Three questions with certificate graduate Barbara Hanly

For Barbara Hanly, it’s all about making a difference in patient care and health.

After years of working in high-tech—program management and people management roles at companies such as Adobe, Fujitsu and Juniper Networks—Barbara is changing careers to get closer to improving patient care.

Fortunately, she’s not starting from scratch. As the Informatics Portfolio and Program Manager at Genentech, Barbara is able to harness her amassed technical program-management expertise. But what she was missing was the business-context knowledge for pharma and regulatory.

“Our group provides the technology and systems that are used by global regulatory groups at Genentech/Roche,” Barbara explains. “To better partner with the business, I wanted a baseline understanding of the challenges. Two of my colleagues had attended the UC Berkeley Extension’s Professional Program in Regulatory Affairs and recommended it. The advantage of an in-class program is the ability to connect with professionals—to learn their challenges and experiences—and to learn from the course instructors, who are all pharma professionals. I was not the typical student in any of the courses.”

Not the typical student?

I was the only informatics professional in the room, so I had a very different learning experience, goal and perspective. We were all from the biopharm industry, but from different parts of the organization. The other professionals were from pharma regulatory or other science roles such as clinical safety and drug development and who wanted to be able to change roles within their company.

In the discussion areas, I was able to share my IT perspective in the systems that are used for regulatory authoring, editing, publishing and submission to health authorities.

The interaction in the classes provided real-life examples and real business challenges with the changes from global health authorities that regulatory professionals need to anticipate and respond to.

As you’re not working directly in regulatory affairs, how are you applying lessons learned to your current position?

One of my programs is a partnership with the Product Development business, working on transformation changes—such as manual to digital, AI, RPA—so that we can shorten our time to get medicines to patients sooner.

The learning journey has provided me with valuable business-context knowledge and enabled me to contribute in a deeper way—specifically, when I needed to understand new regulatory requirements, the risks and impacts.

An example is how my classmates and I shared regulatory health–authority differences across the global groups and common challenges keeping up with the regulations.

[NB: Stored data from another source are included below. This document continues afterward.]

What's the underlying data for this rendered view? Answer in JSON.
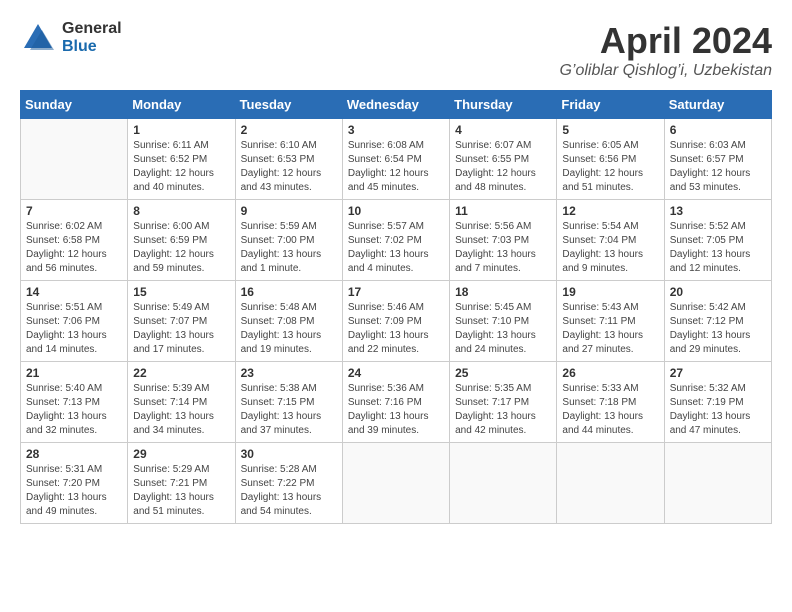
{
  "header": {
    "logo_general": "General",
    "logo_blue": "Blue",
    "month": "April 2024",
    "location": "G’oliblar Qishlog’i, Uzbekistan"
  },
  "days_of_week": [
    "Sunday",
    "Monday",
    "Tuesday",
    "Wednesday",
    "Thursday",
    "Friday",
    "Saturday"
  ],
  "weeks": [
    [
      {
        "day": "",
        "info": ""
      },
      {
        "day": "1",
        "info": "Sunrise: 6:11 AM\nSunset: 6:52 PM\nDaylight: 12 hours\nand 40 minutes."
      },
      {
        "day": "2",
        "info": "Sunrise: 6:10 AM\nSunset: 6:53 PM\nDaylight: 12 hours\nand 43 minutes."
      },
      {
        "day": "3",
        "info": "Sunrise: 6:08 AM\nSunset: 6:54 PM\nDaylight: 12 hours\nand 45 minutes."
      },
      {
        "day": "4",
        "info": "Sunrise: 6:07 AM\nSunset: 6:55 PM\nDaylight: 12 hours\nand 48 minutes."
      },
      {
        "day": "5",
        "info": "Sunrise: 6:05 AM\nSunset: 6:56 PM\nDaylight: 12 hours\nand 51 minutes."
      },
      {
        "day": "6",
        "info": "Sunrise: 6:03 AM\nSunset: 6:57 PM\nDaylight: 12 hours\nand 53 minutes."
      }
    ],
    [
      {
        "day": "7",
        "info": "Sunrise: 6:02 AM\nSunset: 6:58 PM\nDaylight: 12 hours\nand 56 minutes."
      },
      {
        "day": "8",
        "info": "Sunrise: 6:00 AM\nSunset: 6:59 PM\nDaylight: 12 hours\nand 59 minutes."
      },
      {
        "day": "9",
        "info": "Sunrise: 5:59 AM\nSunset: 7:00 PM\nDaylight: 13 hours\nand 1 minute."
      },
      {
        "day": "10",
        "info": "Sunrise: 5:57 AM\nSunset: 7:02 PM\nDaylight: 13 hours\nand 4 minutes."
      },
      {
        "day": "11",
        "info": "Sunrise: 5:56 AM\nSunset: 7:03 PM\nDaylight: 13 hours\nand 7 minutes."
      },
      {
        "day": "12",
        "info": "Sunrise: 5:54 AM\nSunset: 7:04 PM\nDaylight: 13 hours\nand 9 minutes."
      },
      {
        "day": "13",
        "info": "Sunrise: 5:52 AM\nSunset: 7:05 PM\nDaylight: 13 hours\nand 12 minutes."
      }
    ],
    [
      {
        "day": "14",
        "info": "Sunrise: 5:51 AM\nSunset: 7:06 PM\nDaylight: 13 hours\nand 14 minutes."
      },
      {
        "day": "15",
        "info": "Sunrise: 5:49 AM\nSunset: 7:07 PM\nDaylight: 13 hours\nand 17 minutes."
      },
      {
        "day": "16",
        "info": "Sunrise: 5:48 AM\nSunset: 7:08 PM\nDaylight: 13 hours\nand 19 minutes."
      },
      {
        "day": "17",
        "info": "Sunrise: 5:46 AM\nSunset: 7:09 PM\nDaylight: 13 hours\nand 22 minutes."
      },
      {
        "day": "18",
        "info": "Sunrise: 5:45 AM\nSunset: 7:10 PM\nDaylight: 13 hours\nand 24 minutes."
      },
      {
        "day": "19",
        "info": "Sunrise: 5:43 AM\nSunset: 7:11 PM\nDaylight: 13 hours\nand 27 minutes."
      },
      {
        "day": "20",
        "info": "Sunrise: 5:42 AM\nSunset: 7:12 PM\nDaylight: 13 hours\nand 29 minutes."
      }
    ],
    [
      {
        "day": "21",
        "info": "Sunrise: 5:40 AM\nSunset: 7:13 PM\nDaylight: 13 hours\nand 32 minutes."
      },
      {
        "day": "22",
        "info": "Sunrise: 5:39 AM\nSunset: 7:14 PM\nDaylight: 13 hours\nand 34 minutes."
      },
      {
        "day": "23",
        "info": "Sunrise: 5:38 AM\nSunset: 7:15 PM\nDaylight: 13 hours\nand 37 minutes."
      },
      {
        "day": "24",
        "info": "Sunrise: 5:36 AM\nSunset: 7:16 PM\nDaylight: 13 hours\nand 39 minutes."
      },
      {
        "day": "25",
        "info": "Sunrise: 5:35 AM\nSunset: 7:17 PM\nDaylight: 13 hours\nand 42 minutes."
      },
      {
        "day": "26",
        "info": "Sunrise: 5:33 AM\nSunset: 7:18 PM\nDaylight: 13 hours\nand 44 minutes."
      },
      {
        "day": "27",
        "info": "Sunrise: 5:32 AM\nSunset: 7:19 PM\nDaylight: 13 hours\nand 47 minutes."
      }
    ],
    [
      {
        "day": "28",
        "info": "Sunrise: 5:31 AM\nSunset: 7:20 PM\nDaylight: 13 hours\nand 49 minutes."
      },
      {
        "day": "29",
        "info": "Sunrise: 5:29 AM\nSunset: 7:21 PM\nDaylight: 13 hours\nand 51 minutes."
      },
      {
        "day": "30",
        "info": "Sunrise: 5:28 AM\nSunset: 7:22 PM\nDaylight: 13 hours\nand 54 minutes."
      },
      {
        "day": "",
        "info": ""
      },
      {
        "day": "",
        "info": ""
      },
      {
        "day": "",
        "info": ""
      },
      {
        "day": "",
        "info": ""
      }
    ]
  ]
}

What does earning this certificate mean to you?

Lifelong learning is not only important to me personally, but is valued at my company. The experience is valuable for those students who do not have a professional or advanced chemistry or biology background. Coming from IT, I did not find it a barrier to learning the science.

Connecting with and learning from professionals in the biopharm industry is valuable, so the learning journey is worth it.